John Hurrell – 6 September, 2017
Both kinds of wall relief are intriguing: two quite separate, clearly contrasting sensibilities. One vaguely holisitic in composition; the other more intricate and fiddly. One alluding to nature; the other cognisant of culture. Yet this is a slight over-simplification.
Things from the Book of Shadows
18 August-16 September 2017
In the downstairs Two Rooms space, two very different sorts of work are presented by Julia Morison, made fifteen years apart. We see From the Book of Shadows, the larger, older, relief, sponge sculptures positioned on the two parallel longest walls, and Things, the more recent steel and mixed media works aligned on a central dividing axis that incorporates the gallery’s three columns and two shorter walls.
Both are intriguing: two quite separate, clearly contrasting sensibilities. One vaguely holisitic in composition; the other more intricate and fiddly. One alluding to nature; the other cognisant of culture. Yet this is a slight over-simplification.

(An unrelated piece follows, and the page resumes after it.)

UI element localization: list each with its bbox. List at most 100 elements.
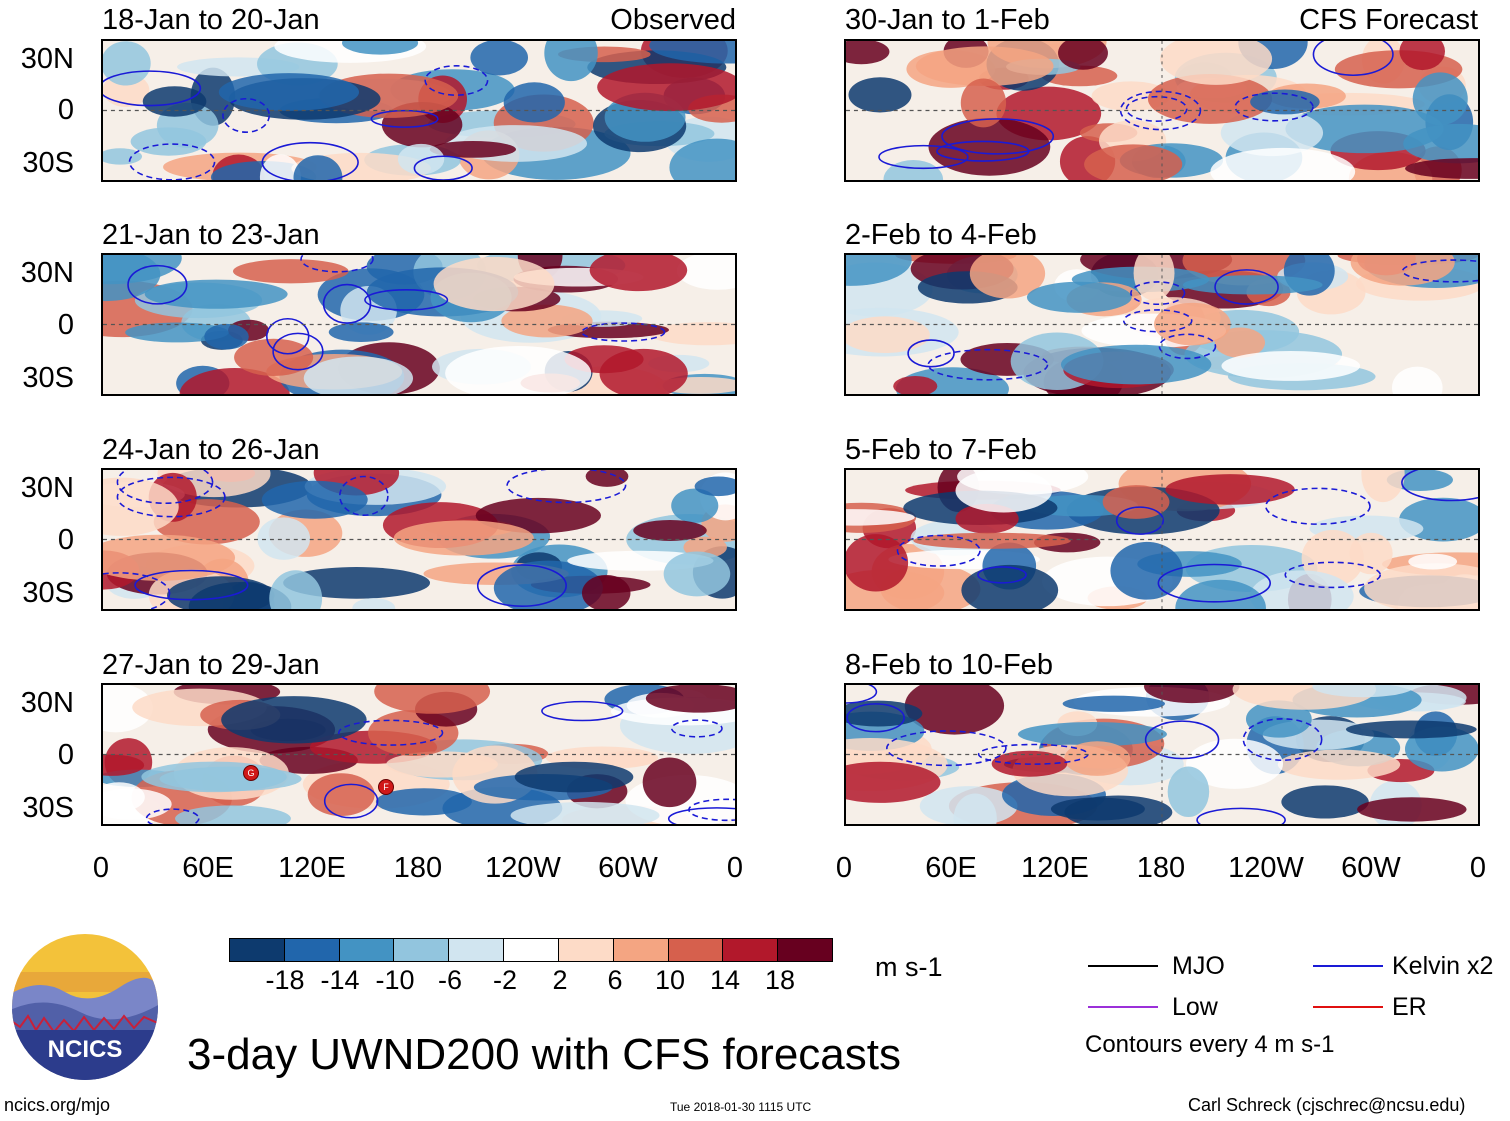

With the synthetic and natural sponge works, stained as they are with grey acrylic paint and textured, the From the Book of Shadows reliefs look like dense concrete—even though in fact they are light and bouncy. The four Quarto paintings, wide hefty rectangles, appear to be framed cement slabs that have been chipped way in their corners. (They also double as streaky lightly-overcast skies with craggy peaks intervening.) Optically wondrous and witty though these are, more interesting I think are the Cipher works where pockmarked bricklike forms are sprouting single oval egg shapes that are airier in texture. These are highly suggestive of natural forms like paper-wasp nests, pieces of pumice, netlike dried root systems or tumbleweeds.

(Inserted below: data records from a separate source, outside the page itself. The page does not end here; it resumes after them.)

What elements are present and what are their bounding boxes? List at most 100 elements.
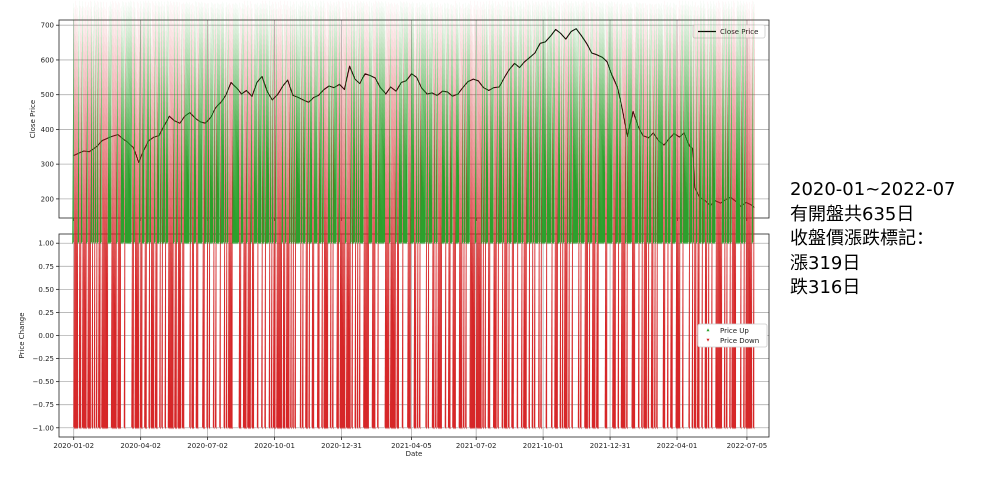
price-down-marker — [666, 0, 669, 430]
price-up-marker — [381, 0, 383, 245]
price-up-marker — [260, 0, 262, 245]
price-down-marker — [274, 0, 276, 430]
price-down-marker — [389, 0, 392, 430]
price-down-marker — [97, 0, 100, 430]
price-down-marker — [568, 0, 570, 430]
price-up-marker — [383, 0, 386, 245]
price-up-marker — [728, 0, 730, 245]
price-up-marker — [234, 0, 236, 245]
price-up-marker — [450, 0, 452, 245]
y-tick-label: 0.25 — [38, 309, 54, 317]
price-down-marker — [516, 0, 519, 430]
price-down-marker — [182, 0, 185, 430]
price-down-marker — [694, 0, 697, 430]
price-down-marker — [103, 0, 105, 430]
price-up-marker — [362, 0, 364, 245]
y-tick-label: 1.00 — [38, 240, 54, 248]
price-up-marker — [610, 0, 612, 245]
price-down-marker — [306, 0, 308, 430]
price-down-marker — [354, 0, 357, 430]
price-down-marker — [252, 0, 255, 430]
price-down-marker — [495, 0, 497, 430]
price-up-marker — [576, 0, 579, 245]
price-down-marker — [84, 0, 86, 430]
price-up-marker — [649, 0, 652, 245]
price-down-marker — [432, 0, 435, 430]
price-up-marker — [281, 0, 284, 245]
y-tick-label: −0.25 — [33, 355, 54, 363]
price-up-marker — [541, 0, 543, 245]
price-down-marker — [407, 0, 409, 430]
price-up-marker — [708, 0, 711, 245]
price-up-marker — [640, 0, 642, 245]
price-up-marker — [380, 0, 382, 245]
price-down-marker — [286, 0, 289, 430]
price-down-marker — [203, 0, 205, 430]
price-down-marker — [329, 0, 332, 430]
price-down-marker — [287, 0, 290, 430]
price-up-marker — [173, 0, 175, 245]
price-up-marker — [636, 0, 639, 245]
price-down-marker — [631, 0, 633, 430]
price-down-marker — [439, 0, 441, 430]
price-down-marker — [152, 0, 155, 430]
price-up-marker — [124, 0, 127, 245]
price-down-marker — [596, 0, 598, 430]
price-down-marker — [115, 0, 117, 430]
price-up-marker — [193, 0, 196, 245]
summary-trading-days: 有開盤共635日 — [790, 203, 915, 225]
price-up-marker — [410, 0, 412, 245]
price-down-marker — [227, 0, 230, 430]
price-up-marker — [388, 0, 391, 245]
price-up-marker — [489, 0, 492, 245]
price-up-marker — [502, 0, 505, 245]
price-up-marker — [714, 0, 716, 245]
price-down-marker — [178, 0, 180, 430]
price-up-marker — [163, 0, 165, 245]
price-down-marker — [617, 0, 620, 430]
price-down-marker — [723, 0, 726, 430]
price-down-marker — [384, 0, 387, 430]
price-down-marker — [704, 0, 706, 430]
price-down-marker — [614, 0, 616, 430]
price-down-marker — [139, 0, 142, 430]
price-down-marker — [365, 0, 367, 430]
price-down-marker — [501, 0, 504, 430]
price-down-marker — [249, 0, 251, 430]
price-up-marker — [630, 0, 632, 245]
price-up-marker — [180, 0, 183, 245]
price-up-marker — [166, 0, 169, 245]
price-up-marker — [257, 0, 260, 245]
price-down-marker — [343, 0, 346, 430]
price-up-marker — [333, 0, 335, 245]
price-up-marker — [599, 0, 601, 245]
price-down-marker — [119, 0, 121, 430]
price-up-marker — [702, 0, 704, 245]
price-up-marker — [207, 0, 209, 245]
price-up-marker — [532, 0, 535, 245]
price-down-marker — [452, 0, 454, 430]
price-up-marker — [515, 0, 518, 245]
price-down-marker — [106, 0, 109, 430]
price-down-marker — [440, 0, 442, 430]
price-up-marker — [652, 0, 655, 245]
legend-swatch-price-down — [706, 338, 710, 342]
price-up-marker — [659, 0, 661, 245]
y-axis-title: Price Change — [18, 312, 26, 358]
price-up-marker — [254, 0, 257, 245]
price-up-marker — [491, 0, 494, 245]
price-down-marker — [242, 0, 245, 430]
price-down-marker — [494, 0, 496, 430]
price-down-marker — [720, 0, 723, 430]
price-up-marker — [570, 0, 572, 245]
price-up-marker — [446, 0, 449, 245]
price-up-marker — [721, 0, 724, 245]
price-up-marker — [428, 0, 431, 245]
price-up-marker — [510, 0, 512, 245]
price-up-marker — [310, 0, 313, 245]
price-down-marker — [191, 0, 193, 430]
price-down-marker — [206, 0, 208, 430]
price-up-marker — [433, 0, 436, 245]
price-up-marker — [699, 0, 701, 245]
price-up-marker — [158, 0, 160, 245]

Others like Why & What emphasise geometric shape and look like flat letters rendered in concrete blocks—accentuating profile. Others still are pitted bricks with ratlike tails that humorously descend towards the floor or loop upwards to a companion block. There is a surprising amount of subtle variation in Morison‘s manipulation of paint that is coordinated with the sponge’s porousness, and her contrasting of synthetic with seabed varieties.

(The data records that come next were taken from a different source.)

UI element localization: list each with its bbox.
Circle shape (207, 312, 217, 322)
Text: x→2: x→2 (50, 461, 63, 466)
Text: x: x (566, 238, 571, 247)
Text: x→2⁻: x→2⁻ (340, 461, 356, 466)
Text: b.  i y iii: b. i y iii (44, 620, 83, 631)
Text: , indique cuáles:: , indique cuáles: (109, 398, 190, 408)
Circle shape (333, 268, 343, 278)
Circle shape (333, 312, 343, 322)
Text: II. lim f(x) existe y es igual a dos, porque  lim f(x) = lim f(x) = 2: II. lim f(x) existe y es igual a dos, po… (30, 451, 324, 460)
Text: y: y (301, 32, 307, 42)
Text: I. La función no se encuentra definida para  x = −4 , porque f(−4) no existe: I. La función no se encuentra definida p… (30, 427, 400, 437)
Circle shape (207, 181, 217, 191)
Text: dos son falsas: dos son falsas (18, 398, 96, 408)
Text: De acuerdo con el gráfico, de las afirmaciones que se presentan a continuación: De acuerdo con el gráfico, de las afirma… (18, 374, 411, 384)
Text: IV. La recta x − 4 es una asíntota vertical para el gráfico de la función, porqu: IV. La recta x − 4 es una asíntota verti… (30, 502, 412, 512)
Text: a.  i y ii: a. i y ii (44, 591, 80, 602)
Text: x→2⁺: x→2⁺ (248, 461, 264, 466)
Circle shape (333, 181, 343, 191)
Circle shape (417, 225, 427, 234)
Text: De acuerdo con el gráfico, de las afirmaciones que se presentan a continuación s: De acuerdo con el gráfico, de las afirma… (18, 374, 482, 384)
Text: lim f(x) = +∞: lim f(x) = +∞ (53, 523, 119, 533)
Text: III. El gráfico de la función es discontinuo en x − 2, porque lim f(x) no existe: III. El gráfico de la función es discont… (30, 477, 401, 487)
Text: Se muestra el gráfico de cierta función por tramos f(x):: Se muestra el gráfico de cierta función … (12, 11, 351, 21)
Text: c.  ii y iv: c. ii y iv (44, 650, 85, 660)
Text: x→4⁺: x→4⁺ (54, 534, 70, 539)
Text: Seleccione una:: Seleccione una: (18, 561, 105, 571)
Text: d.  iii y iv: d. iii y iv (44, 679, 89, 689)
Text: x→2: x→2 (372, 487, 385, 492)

With the darker steel works from Things, Morison again delights in exploiting profiles, using Gondolalike silhouettes that seem to join up horizontally inside the vertical columns. This is achieved by a work positioned on each side in careful alignment, so obviously different pairing combinations are possible.
These strange rust-coloured waka forms have unexpected elements like hanging scales (with small model elephants), onion bags, bells, funnels, ladder-like towers, satellite tracking aerials, milking suction teats, glass spheres on cushions, and whisker-like clusters of crinkled wire. Mythological and art historical references abound, extending from the Head of the Medusa to Picasso’s bicycle-seat Bull’s Head. New Zealand artists like Pauline Rhodes and Don Driver are also alluded to. A sort of Steampunk surrealism pervades, with a Janus-faced anthropomorphism.
It is nice to see the architectural properties of the gallery exploited in this way, to suggest parts of hard metallic sculptures that are unseen. They are a curious foil to the Book of Shadows contributions on the outer walls, where the eye cannot confirm what is paradoxically substantiated by a furtive finger.